There’s nothing new to any of that. But there was something new for Rick Perry yesterday, with his remarkable speech, by turns contrite and combative, on the subject of the Republican party’s approach to race. Acknowledging that Republicans have lost the trust of black voters, he insists that policies be judged on their results. He notes that black poverty has increased during the Obama administration, and points to the contrast between conditions in Texas and those prevailing in places such as Detroit and Baltimore, Democratic fiefdoms where progressive policies have been implemented to their fullest extent.
His speech is worth quoting at some length.
For too long, we Republicans have been content to lose the black vote because we found we didn’t need it to win. But when we gave up trying to win the support of African Americans, we lost our moral legitimacy as the party of Lincoln, as the party of equal opportunity for all. It’s time for us once again to reclaim our heritage as the only party in our country founded on the principle of freedom for African Americans.
. . . There has been and there will continue to be an important and a legitimate role for the federal government in enforcing civil rights.
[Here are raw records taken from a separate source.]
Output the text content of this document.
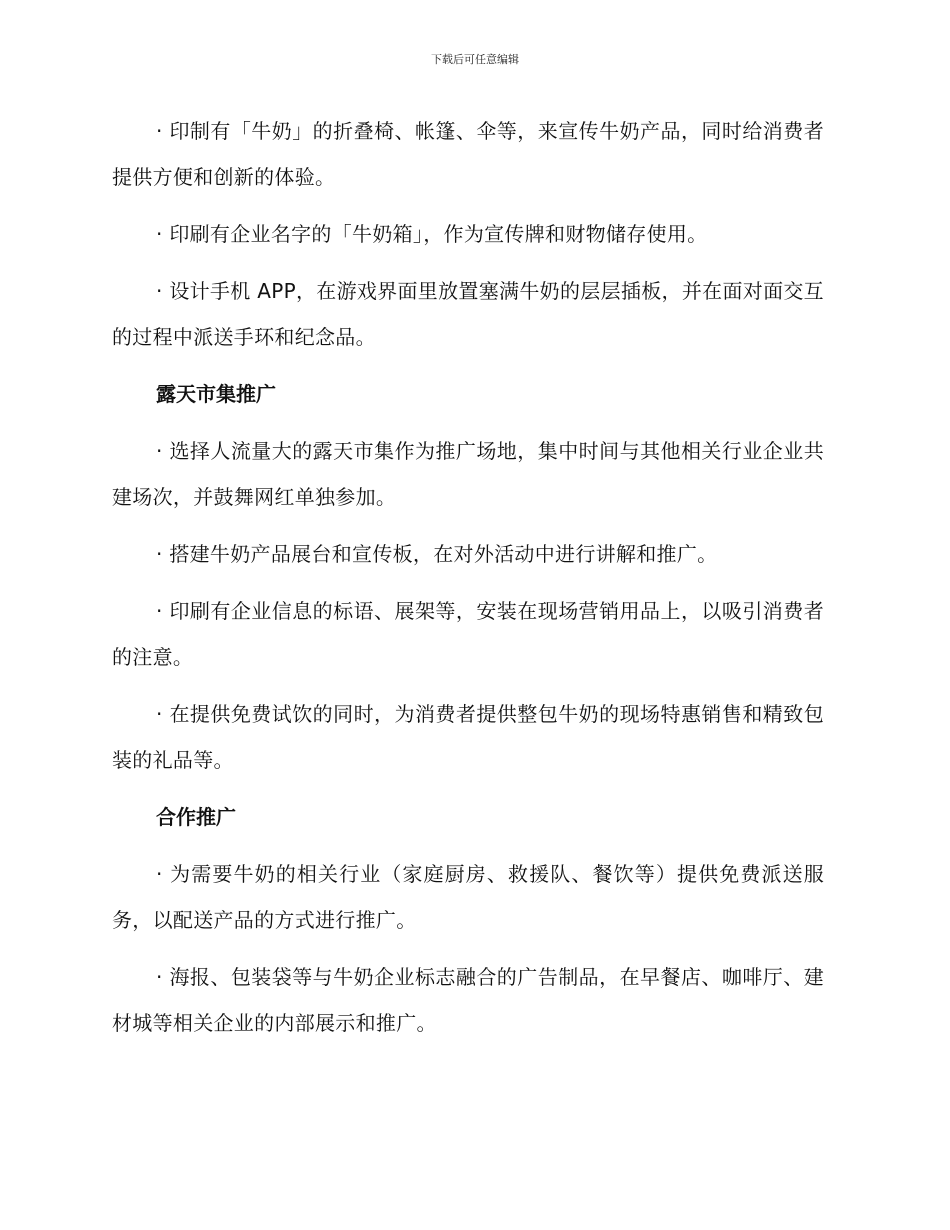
下载后可任意编辑

· 印制有「牛奶」的折叠椅、帐篷、伞等，来宣传牛奶产品，同时给消费者提供方便和创新的体验。

· 印刷有企业名字的「牛奶箱」，作为宣传牌和财物储存使用。

· 设计手机 APP，在游戏界面里放置塞满牛奶的层层插板，并在面对面交互的过程中派送手环和纪念品。

露天市集推广

· 选择人流量大的露天市集作为推广场地，集中时间与其他相关行业企业共建场次，并鼓舞网红单独参加。

· 搭建牛奶产品展台和宣传板，在对外活动中进行讲解和推广。

· 印刷有企业信息的标语、展架等，安装在现场营销用品上，以吸引消费者的注意。

· 在提供免费试饮的同时，为消费者提供整包牛奶的现场特惠销售和精致包装的礼品等。

合作推广

· 为需要牛奶的相关行业（家庭厨房、救援队、餐饮等）提供免费派送服务，以配送产品的方式进行推广。

· 海报、包装袋等与牛奶企业标志融合的广告制品，在早餐店、咖啡厅、建材城等相关企业的内部展示和推广。
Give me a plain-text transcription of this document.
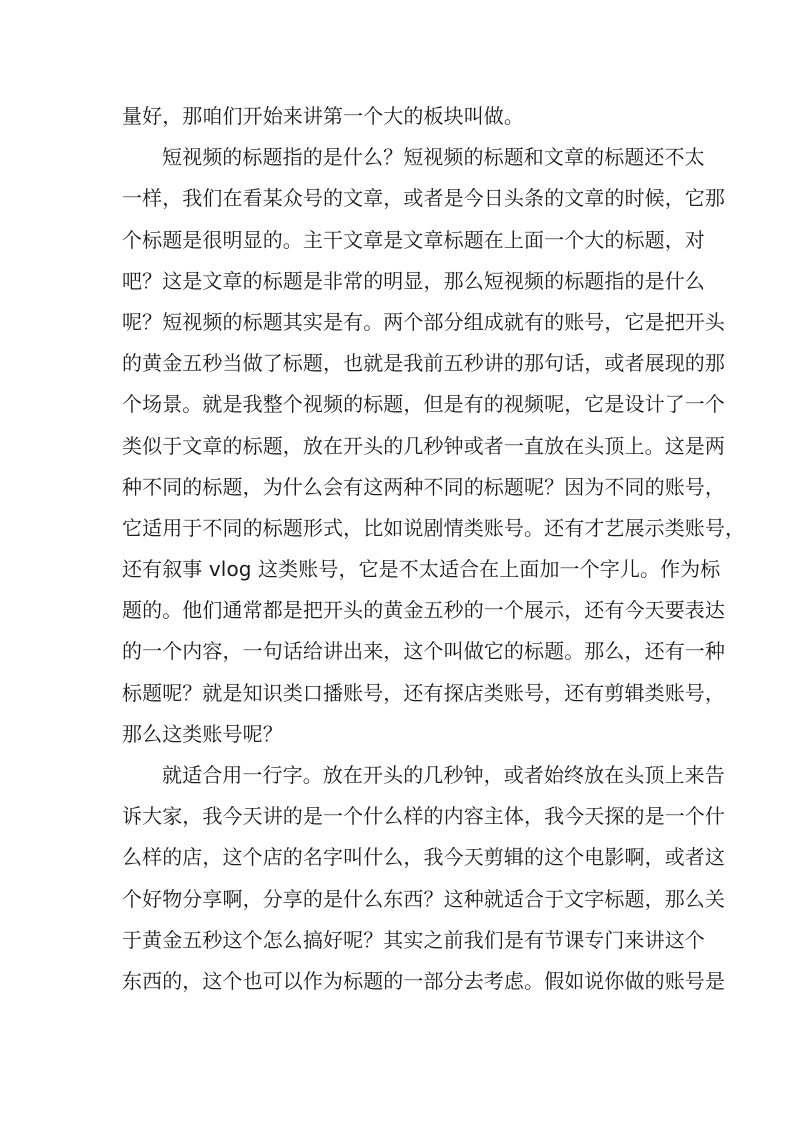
量好，那咱们开始来讲第一个大的板块叫做。
短视频的标题指的是什么？短视频的标题和文章的标题还不太
一样，我们在看某众号的文章，或者是今日头条的文章的时候，它那
个标题是很明显的。主干文章是文章标题在上面一个大的标题，对
吧？这是文章的标题是非常的明显，那么短视频的标题指的是什么
呢？短视频的标题其实是有。两个部分组成就有的账号，它是把开头
的黄金五秒当做了标题，也就是我前五秒讲的那句话，或者展现的那
个场景。就是我整个视频的标题，但是有的视频呢，它是设计了一个
类似于文章的标题，放在开头的几秒钟或者一直放在头顶上。这是两
种不同的标题，为什么会有这两种不同的标题呢？因为不同的账号，
它适用于不同的标题形式，比如说剧情类账号。还有才艺展示类账号，
还有叙事 vlog 这类账号，它是不太适合在上面加一个字儿。作为标
题的。他们通常都是把开头的黄金五秒的一个展示，还有今天要表达
的一个内容，一句话给讲出来，这个叫做它的标题。那么，还有一种
标题呢？就是知识类口播账号，还有探店类账号，还有剪辑类账号，
那么这类账号呢？
就适合用一行字。放在开头的几秒钟，或者始终放在头顶上来告
诉大家，我今天讲的是一个什么样的内容主体，我今天探的是一个什
么样的店，这个店的名字叫什么，我今天剪辑的这个电影啊，或者这
个好物分享啊，分享的是什么东西？这种就适合于文字标题，那么关
于黄金五秒这个怎么搞好呢？其实之前我们是有节课专门来讲这个
东西的，这个也可以作为标题的一部分去考虑。假如说你做的账号是
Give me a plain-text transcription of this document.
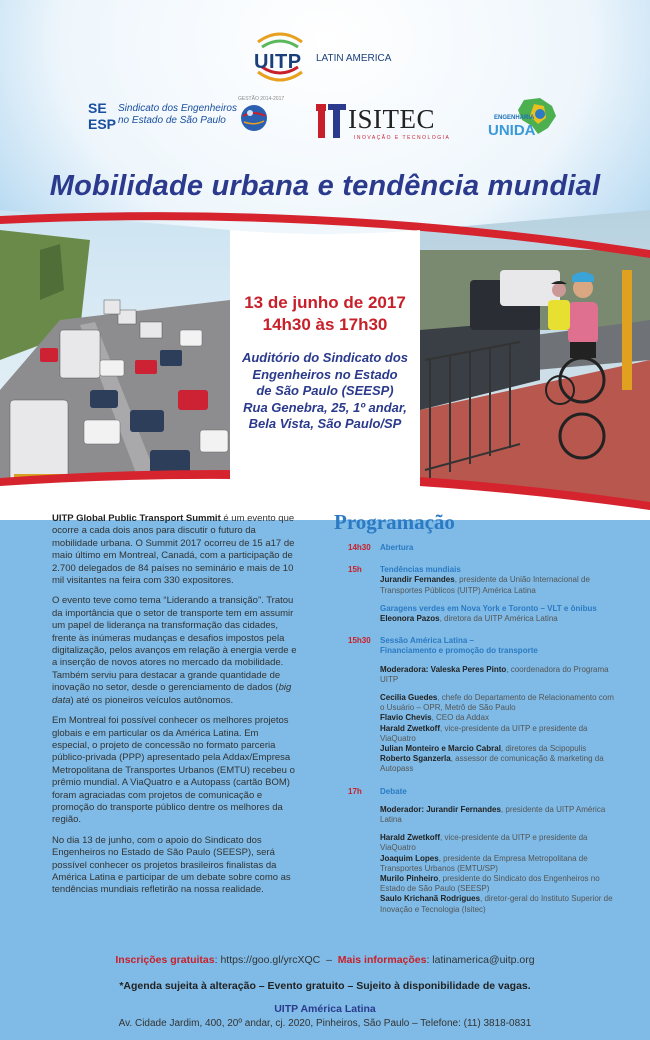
UITP LATIN AMERICA
SE
ESP
Sindicato dos Engenheiros
no Estado de São Paulo
GESTÃO 2014-2017
ISITEC
INOVAÇÃO E TECNOLOGIA
ENGENHARIA
UNIDA
Mobilidade urbana e tendência mundial
13 de junho de 2017
14h30 às 17h30
Auditório do Sindicato dos
Engenheiros no Estado
de São Paulo (SEESP)
Rua Genebra, 25, 1º andar,
Bela Vista, São Paulo/SP

UITP Global Public Transport Summit é um evento que ocorre a cada dois anos para discutir o futuro da mobilidade urbana. O Summit 2017 ocorreu de 15 a17 de maio último em Montreal, Canadá, com a participação de 2.700 delegados de 84 países no seminário e mais de 10 mil visitantes na feira com 330 expositores.

O evento teve como tema “Liderando a transição”. Tratou da importância que o setor de transporte tem em assumir um papel de liderança na transformação das cidades, frente às inúmeras mudanças e desafios impostos pela digitalização, pelos avanços em relação à energia verde e a inserção de novos atores no mercado da mobilidade. Também serviu para destacar a grande quantidade de inovação no setor, desde o gerenciamento de dados (big data) até os pioneiros veículos autônomos.

Em Montreal foi possível conhecer os melhores projetos globais e em particular os da América Latina. Em especial, o projeto de concessão no formato parceria público-privada (PPP) apresentado pela Addax/Empresa Metropolitana de Transportes Urbanos (EMTU) recebeu o prêmio mundial. A ViaQuatro e a Autopass (cartão BOM) foram agraciadas com projetos de comunicação e promoção do transporte público dentre os melhores da região.

No dia 13 de junho, com o apoio do Sindicato dos Engenheiros no Estado de São Paulo (SEESP), será possível conhecer os projetos brasileiros finalistas da América Latina e participar de um debate sobre como as tendências mundiais refletirão na nossa realidade.

Programação
14h30 Abertura
15h Tendências mundiais
Jurandir Fernandes, presidente da União Internacional de Transportes Públicos (UITP) América Latina
Garagens verdes em Nova York e Toronto – VLT e ônibus
Eleonora Pazos, diretora da UITP América Latina
15h30 Sessão América Latina –
Financiamento e promoção do transporte
Moderadora: Valeska Peres Pinto, coordenadora do Programa UITP
Cecilia Guedes, chefe do Departamento de Relacionamento com o Usuário – OPR, Metrô de São Paulo
Flavio Chevis, CEO da Addax
Harald Zwetkoff, vice-presidente da UITP e presidente da ViaQuatro
Julian Monteiro e Marcio Cabral, diretores da Scipopulis
Roberto Sganzerla, assessor de comunicação & marketing da Autopass
17h Debate
Moderador: Jurandir Fernandes, presidente da UITP América Latina
Harald Zwetkoff, vice-presidente da UITP e presidente da ViaQuatro
Joaquim Lopes, presidente da Empresa Metropolitana de Transportes Urbanos (EMTU/SP)
Murilo Pinheiro, presidente do Sindicato dos Engenheiros no Estado de São Paulo (SEESP)
Saulo Krichanã Rodrigues, diretor-geral do Instituto Superior de Inovação e Tecnologia (Isitec)
Inscrições gratuitas: https://goo.gl/yrcXQC  –  Mais informações: latinamerica@uitp.org
*Agenda sujeita à alteração – Evento gratuito – Sujeito à disponibilidade de vagas.
UITP América Latina
Av. Cidade Jardim, 400, 20º andar, cj. 2020, Pinheiros, São Paulo – Telefone: (11) 3818-0831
Too often, we Republicans — me included — have emphasized our message on the 10th Amendment but not our message on the 14th, an amendment, it bears reminding, that was one of the great contributions of the Republican Party to American life, second only to the abolition of slavery.
He began his speech with an uncomfortably frank description of the lynching of Jesse Washington in Waco in 1916. After having been accused of raping and murdering his white employer’s wife, Washington was seized, beaten, stabbed, castrated, partly dismembered, and then roasted to death over a bonfire. What was left of him was hanged. “Even today, we Texans struggle to talk about what happened to Jesse Washington. We don’t want to believe that our great state could ever have been the scene of such unimaginable horror.” A Republican party that rediscovers its civil-rights legacy and that learns to talk about poverty probably will continue to struggle with black voters, who migrated to the Democratic party beginning in the 1930s as a response to the New Deal rather than in the 1960s as a response to the Democrats’ abrupt about-face on segregation. Perry is not going to be carried into the White House, or even across the line in Ohio or Florida, by the black vote.
But there are reasons other than the obvious, narrowly self-interested ones for the party of Lincoln to remember itself. The economics are important, but a president — and a political movement — should stand for something more than a relatively low top marginal tax rate. Economic prosperity is a necessary condition, but not a sufficient one, for social advancement. Rick Perry does not have to prove his chops when it comes to creating policies that encourage growth, investment, and employment. He has, with all due respect to Scott Walker, Bobby Jindal, Jeb Bush, Chris Christie, etc., the best record of any American governor on that issue.
Whether he can convince the electorate that his merit does not stop at the bottom line is — it’s that niggling political question, again.
— Kevin D. Williamson is roving correspondent at National Review.